Light This City – Terminal Bloom Review

May, 2011. A younger Mark Z. has just finished his junior year of college, reeling from adolescent crushes and mired in deep apprehension for the future. In this turmoil, nothing soothed the soul better than the rushing emotion and positive energy of bands like A Wilhelm Scream, No Trigger, and Heartsounds. Were they metal? Fuck no, but their intricate melodic punk was exactly what I needed at the time. This listening regime also had the unexpected consequence of reintroducing me to Light This City, a California melodic death quintet whose two founding members formed Heartsounds after City’s dissolution in 2008. Admittedly, my initial memories of City were limited — their 2006 album Facing the Thousand garnered a couple listens on my iPod, but overall the group was largely overshadowed by the Darkest Hours and Arch Enemys that dominated my listening that decade. Nonetheless, there’s always some pleasant nostalgia associated with seeing an obscure band from your past make a return, and that’s doubly true when that return is as excellent as Terminal Bloom.

Bloom is one of those albums where you’re not even sure where to begin because there’s just so much it does right. As a melodeath five-piece with a female vocalist, comparisons to Arch Enemy are inevitable, but City eschew Enemy’s pop formula trappings while simultaneously sounding much brighter. Vocalist Laura Nichol and drummer Ben Murray have evidently brought the spirit of Heartsounds with them, as these 10 tracks are positively brimming with the slick, catchy riffs and youthful vigor of that project. At the same time Nichol’s rasp is as acidic as any in the genre, spewing lyrics that remain grounded in personal struggles and emotional desperation. Much like Darkest Hour, there’s also the slightest whiff of metalcore present, along with an occasional old school thrash influence that betrays both their Bay Area origins and guitarist Ryan Hansen’s time in melothrash act Glacier Eater.

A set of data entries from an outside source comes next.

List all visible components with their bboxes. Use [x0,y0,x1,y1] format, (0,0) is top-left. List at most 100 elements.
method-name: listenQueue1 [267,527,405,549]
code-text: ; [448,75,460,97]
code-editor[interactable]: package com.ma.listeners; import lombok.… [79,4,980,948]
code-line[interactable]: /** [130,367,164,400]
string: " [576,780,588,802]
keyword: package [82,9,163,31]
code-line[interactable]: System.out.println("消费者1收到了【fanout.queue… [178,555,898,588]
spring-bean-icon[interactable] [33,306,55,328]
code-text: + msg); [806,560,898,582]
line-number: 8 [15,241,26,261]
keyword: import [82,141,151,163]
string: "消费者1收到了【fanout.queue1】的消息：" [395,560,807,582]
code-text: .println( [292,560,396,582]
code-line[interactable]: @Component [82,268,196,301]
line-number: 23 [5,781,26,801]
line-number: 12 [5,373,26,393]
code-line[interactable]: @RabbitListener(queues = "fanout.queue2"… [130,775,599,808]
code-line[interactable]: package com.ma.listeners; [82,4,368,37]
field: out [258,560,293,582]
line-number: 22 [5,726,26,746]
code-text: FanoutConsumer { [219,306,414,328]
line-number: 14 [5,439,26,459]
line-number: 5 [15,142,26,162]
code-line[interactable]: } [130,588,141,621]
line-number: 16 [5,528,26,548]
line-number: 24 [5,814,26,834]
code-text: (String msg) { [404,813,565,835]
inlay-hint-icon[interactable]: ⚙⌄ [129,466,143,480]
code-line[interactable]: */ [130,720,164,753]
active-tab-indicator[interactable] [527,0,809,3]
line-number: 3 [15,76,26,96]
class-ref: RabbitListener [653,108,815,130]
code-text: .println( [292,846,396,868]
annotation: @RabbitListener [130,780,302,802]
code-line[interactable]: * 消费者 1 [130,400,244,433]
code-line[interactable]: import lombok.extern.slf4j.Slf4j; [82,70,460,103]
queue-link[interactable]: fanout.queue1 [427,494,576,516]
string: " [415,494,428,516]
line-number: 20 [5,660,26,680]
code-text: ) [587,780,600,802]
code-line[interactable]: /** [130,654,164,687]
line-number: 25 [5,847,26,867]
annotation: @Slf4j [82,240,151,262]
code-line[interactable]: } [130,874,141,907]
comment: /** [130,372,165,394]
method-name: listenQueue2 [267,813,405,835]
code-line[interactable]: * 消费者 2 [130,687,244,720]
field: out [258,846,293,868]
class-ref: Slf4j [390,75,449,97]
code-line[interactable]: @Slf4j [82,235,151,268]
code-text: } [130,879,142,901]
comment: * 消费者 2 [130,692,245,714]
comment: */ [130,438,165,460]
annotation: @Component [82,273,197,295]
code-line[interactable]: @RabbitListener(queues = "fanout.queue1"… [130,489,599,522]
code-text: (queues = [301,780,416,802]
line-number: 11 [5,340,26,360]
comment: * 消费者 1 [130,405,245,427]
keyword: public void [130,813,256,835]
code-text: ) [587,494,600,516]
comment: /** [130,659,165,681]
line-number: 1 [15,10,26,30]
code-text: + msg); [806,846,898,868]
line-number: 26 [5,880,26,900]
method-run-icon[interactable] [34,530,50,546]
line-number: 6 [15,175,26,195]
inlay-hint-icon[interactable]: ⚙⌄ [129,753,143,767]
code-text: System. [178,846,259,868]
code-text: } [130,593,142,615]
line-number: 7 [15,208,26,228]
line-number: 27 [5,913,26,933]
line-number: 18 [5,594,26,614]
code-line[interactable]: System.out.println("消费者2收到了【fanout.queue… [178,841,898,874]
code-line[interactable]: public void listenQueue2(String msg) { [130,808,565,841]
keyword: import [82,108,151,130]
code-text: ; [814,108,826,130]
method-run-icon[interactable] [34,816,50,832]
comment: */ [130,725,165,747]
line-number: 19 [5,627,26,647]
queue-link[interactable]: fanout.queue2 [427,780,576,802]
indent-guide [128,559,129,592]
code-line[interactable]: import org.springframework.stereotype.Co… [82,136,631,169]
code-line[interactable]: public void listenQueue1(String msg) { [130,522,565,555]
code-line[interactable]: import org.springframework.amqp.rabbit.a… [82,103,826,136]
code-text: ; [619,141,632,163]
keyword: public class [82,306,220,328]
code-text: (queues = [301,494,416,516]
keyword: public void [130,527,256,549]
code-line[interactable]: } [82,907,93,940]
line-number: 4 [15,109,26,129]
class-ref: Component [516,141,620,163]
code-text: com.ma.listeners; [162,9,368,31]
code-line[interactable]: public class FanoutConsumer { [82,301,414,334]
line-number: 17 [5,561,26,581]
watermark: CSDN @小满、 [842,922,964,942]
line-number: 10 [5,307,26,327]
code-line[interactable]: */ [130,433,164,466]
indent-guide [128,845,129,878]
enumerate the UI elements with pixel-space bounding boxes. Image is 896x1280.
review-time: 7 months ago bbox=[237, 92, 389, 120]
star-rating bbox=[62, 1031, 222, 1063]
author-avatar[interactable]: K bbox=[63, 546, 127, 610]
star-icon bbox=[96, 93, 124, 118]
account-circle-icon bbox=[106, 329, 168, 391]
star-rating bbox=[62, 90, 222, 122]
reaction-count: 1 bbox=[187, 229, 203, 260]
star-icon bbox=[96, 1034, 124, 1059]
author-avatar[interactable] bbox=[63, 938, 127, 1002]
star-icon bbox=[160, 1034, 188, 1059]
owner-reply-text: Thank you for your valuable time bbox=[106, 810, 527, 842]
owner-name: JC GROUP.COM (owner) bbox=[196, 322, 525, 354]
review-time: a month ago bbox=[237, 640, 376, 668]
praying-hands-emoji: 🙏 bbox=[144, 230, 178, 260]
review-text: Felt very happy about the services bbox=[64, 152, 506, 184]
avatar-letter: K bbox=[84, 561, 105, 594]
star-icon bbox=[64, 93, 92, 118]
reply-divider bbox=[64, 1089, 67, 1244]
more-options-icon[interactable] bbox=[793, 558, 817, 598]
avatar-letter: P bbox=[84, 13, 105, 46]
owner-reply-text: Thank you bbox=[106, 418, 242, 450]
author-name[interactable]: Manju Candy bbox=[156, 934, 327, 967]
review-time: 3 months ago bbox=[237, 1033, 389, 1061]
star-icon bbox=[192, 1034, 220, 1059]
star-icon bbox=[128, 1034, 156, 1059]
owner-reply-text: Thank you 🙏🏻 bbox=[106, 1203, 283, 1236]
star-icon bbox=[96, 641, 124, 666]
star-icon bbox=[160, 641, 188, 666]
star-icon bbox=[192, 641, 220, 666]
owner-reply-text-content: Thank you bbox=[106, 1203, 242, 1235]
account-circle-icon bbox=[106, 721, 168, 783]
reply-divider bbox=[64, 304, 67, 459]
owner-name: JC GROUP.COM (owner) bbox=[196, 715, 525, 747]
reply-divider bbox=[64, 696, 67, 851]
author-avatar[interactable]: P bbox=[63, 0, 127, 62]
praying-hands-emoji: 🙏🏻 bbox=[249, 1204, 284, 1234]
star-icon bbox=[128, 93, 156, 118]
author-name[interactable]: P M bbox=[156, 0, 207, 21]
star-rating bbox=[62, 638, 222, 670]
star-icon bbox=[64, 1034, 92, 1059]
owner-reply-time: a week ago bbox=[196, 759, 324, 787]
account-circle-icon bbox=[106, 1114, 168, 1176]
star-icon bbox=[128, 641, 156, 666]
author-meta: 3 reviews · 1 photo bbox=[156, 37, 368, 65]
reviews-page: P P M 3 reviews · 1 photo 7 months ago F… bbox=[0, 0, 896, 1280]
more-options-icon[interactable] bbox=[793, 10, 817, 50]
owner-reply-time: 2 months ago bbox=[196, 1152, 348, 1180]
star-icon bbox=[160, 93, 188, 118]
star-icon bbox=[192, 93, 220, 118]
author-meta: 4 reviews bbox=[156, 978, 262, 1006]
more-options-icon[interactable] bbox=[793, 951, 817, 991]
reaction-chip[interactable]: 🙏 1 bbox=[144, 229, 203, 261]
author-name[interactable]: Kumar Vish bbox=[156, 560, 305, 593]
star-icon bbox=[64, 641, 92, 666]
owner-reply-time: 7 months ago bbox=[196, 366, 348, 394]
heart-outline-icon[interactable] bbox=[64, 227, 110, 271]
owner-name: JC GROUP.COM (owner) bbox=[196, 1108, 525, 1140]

Of course, style means nothing without substance, and fortunately, City have plenty of both. Opener “Reality in Disarray” begins with classic flamenco guitars and harmonized leads before kicking into one of the best goddamn riffs I’ve heard this year. Combining melodeath urgency with classic metal bounce, this is one of those simple but brilliant riffs that sounds like it should have been written 30 years ago, and it turns out to be only a prelude for the nimble guitars and massive licks in the rest of the track. Personal favorite “A Grotesque Reflection” continues the great songwriting with a mid-paced verse melody whose sheer liveliness makes it sound almost danceable, while “Dormant Tide” evokes a sunnier version of Revocation with its vibrant call-and-response riff and huge closing leads.

Highlights are everywhere, from the stormcloud opening of the title track to the playful twirling of “The Wake of My Will” to the ornate early In Flames influence of closer “Wild Heart.” With an average track length of just three-and-a-half minutes, the songs themselves are likewise packed with ideas that dart swiftly from one to the next without ever sounding disjointed. Part of this cohesion is due to Murray’s tight drumming, which deftly shifts between blasting and galloping thrash beats with a relentlessness that calls to mind The Black Dahlia Murder. Yet in terms of sheer conviction, no one matches Nichol, who screams like Bloom is the only album she’ll ever be able to perform on in her life. Her intelligible and passionate rasps make her sound like she believes every last syllable and wants you to believe them, too.

Really, the only negative is that the outstanding first half causes the second to sag a bit in comparison, but even that’s minor. The 32-minute runtime ensures things never get boring, and although the notorious Zach Ohren production job is a tad loud, it’s hard to complain when the clean and polished sound fits so well. Five albums in and a decade’s time off were apparently exactly what Light This City needed to return stronger than ever, and in an era when a lot of mid-00s bands are staging their comebacks,1 none have matched the beaming emotion and songwriting prowess displayed on Bloom. This is the ‘feel good’ extreme metal album of the summer, one of the best albums of the year thus far, and proof positive that regardless of whether they’re playing punk or melodic death metal, these California kids know how to make music that’ll no doubt resonate for years to come.


Rating: 4.0/5.0
DR: 6 | Format Reviewed: 320 kbps mp3
Label: Creator-Destructor Records Official | Bandcamp
Website: facebook.com/light-this-city
Releases Worldwide: May 25th, 2018

Show 1 footnote

  1. Through the Eyes of the Dead, The Agony Scene, even fucking Hopesfall have a new album coming out this summer.